Annealing Free, Clean Graphene Transfer using Alternative Polymer Scaffolds
Joshua D. Wood, Gregory P. Doidge, Enrique A. Carrion, Justin C., Koepke, Joshua A. Kaitz, Isha Datye, Ashkan Behnam, Jayan Hewaparakrama,, Basil Aruin, Yaofeng Chen, Hefei Dong, Richard T. Haasch, Joseph W. Lyding,, and Eric Pop

TL;DR
This study introduces a novel, annealing-free graphene transfer method using poly(bisphenol A carbonate) scaffolds, resulting in cleaner, less doped graphene suitable for advanced nanomaterial applications.
Contribution
The paper demonstrates that PC scaffolds enable cleaner, annealing-free transfer of graphene and other 2D materials, outperforming traditional polymer scaffolds.
Findings
PC scaffolds produce the cleanest graphene transfers
Graphene transferred with PC has lower roughness and doping
The method is applicable to multilayer graphene, fluorinated graphene, and h-BN
Abstract
We examine the transfer of graphene grown by chemical vapor deposition (CVD) with polymer scaffolds of poly(methyl methacrylate) (PMMA), poly(lactic acid) (PLA), poly(phthalaldehyde) (PPA), and poly(bisphenol A carbonate) (PC).

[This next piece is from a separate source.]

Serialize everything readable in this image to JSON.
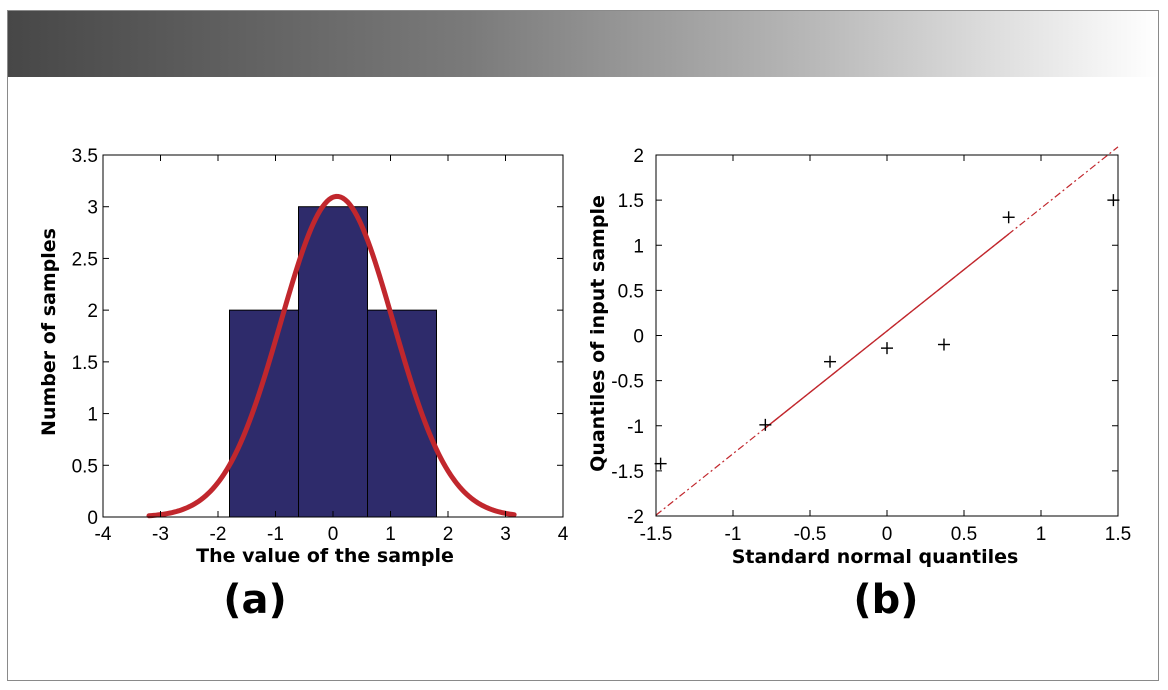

We find that optimally reactive PC scaffolds provide the cleanest graphene transfers without any annealing, after extensive comparison with optical microscopy, X-ray photoelectron spectroscopy, atomic force microscopy, and scanning tunneling microscopy. Comparatively, films transferred with PLA, PPA, and PMMA have a two-fold higher roughness and a five-fold higher chemical doping. Using PC scaffolds, we demonstrate the clean transfer of CVD multilayer graphene, fluorinated graphene, and hexagonal boron nitride. Our annealing free, PC transfers enable the use of atomically-clean nanomaterials in biomolecule encapsulation and flexible electronic applications.